Steve Miller, president of Miller Sports Properties and the man responsible for the Tour of Utah, sat down with KSL TV to talk about the race, the sport and the aftermath of losing it's biggest star, Lance Armstrong.
"I don't think that he ruined it," Miller said. "I think cycling is bigger than Lance. I don't think that Lance was bigger than cycling."
When asked what he would say to Armstrong if he was in the same room, Miller said he'd jump on the opportunity to talk to him.
"It's an unfortunate thing," Miller said. " There were a lot of people that got hurt. There was a lot of collateral damage if you will, but I'm glad to see that he's not pulling cycling down, that cycling is on firm enough footing that it's going to survive.
The Larry H. Miller Tour of Utah is on firm footing as well with the Miller family's financial backing. It will extend its footprint to the entire state with a first time course that includes northern, central and southern Utah."
"That's one of the things that makes the Tour of Utah unique," Miller said. "With the Utah Jazz, we have to play in our building. Miller Motorsports Park, we can't take that $100 million facility to the public, they have to go there."
Miller got his first taste of the energy and excitement at the Tour de France and he hopes Utahns will drink up that same excitement in the local race.

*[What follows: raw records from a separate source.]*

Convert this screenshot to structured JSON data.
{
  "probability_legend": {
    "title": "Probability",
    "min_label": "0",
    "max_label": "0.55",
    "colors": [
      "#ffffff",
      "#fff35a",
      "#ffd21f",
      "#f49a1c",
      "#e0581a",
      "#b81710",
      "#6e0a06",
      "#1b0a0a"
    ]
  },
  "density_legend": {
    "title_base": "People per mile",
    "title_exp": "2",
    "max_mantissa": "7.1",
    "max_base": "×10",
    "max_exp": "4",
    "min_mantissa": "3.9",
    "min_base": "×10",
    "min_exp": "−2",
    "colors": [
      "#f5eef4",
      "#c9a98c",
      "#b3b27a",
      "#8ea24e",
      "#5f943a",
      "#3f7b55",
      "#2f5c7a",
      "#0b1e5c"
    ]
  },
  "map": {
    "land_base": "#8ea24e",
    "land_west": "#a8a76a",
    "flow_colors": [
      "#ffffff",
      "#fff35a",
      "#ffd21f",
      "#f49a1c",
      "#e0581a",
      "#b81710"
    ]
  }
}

"It's like a concert getting ready to begin and that energy just builds," Miller said. "Then you see those athletes coming down. To see the energy and the power that they're putting into that machine, that's going to get them across the finish line. It's really exciting."
The trickle down from the event encourages younger kids to exercise and ride bikes, an issue that's important for Miller and his own family.
"That's one of the nice side effects of this. It's raising awareness on health and wellness and activity and healthy lifestyles," Miller said. "If we can make a difference to other people and their health and well-being, we can have a positive economic impact on the state and the communities that we take the race to."
The Tour of Utah begins Aug 6. at Brian Head. It will go through downtown Salt Lake City on Aug. 9 and will finish in Park City the following Sunday.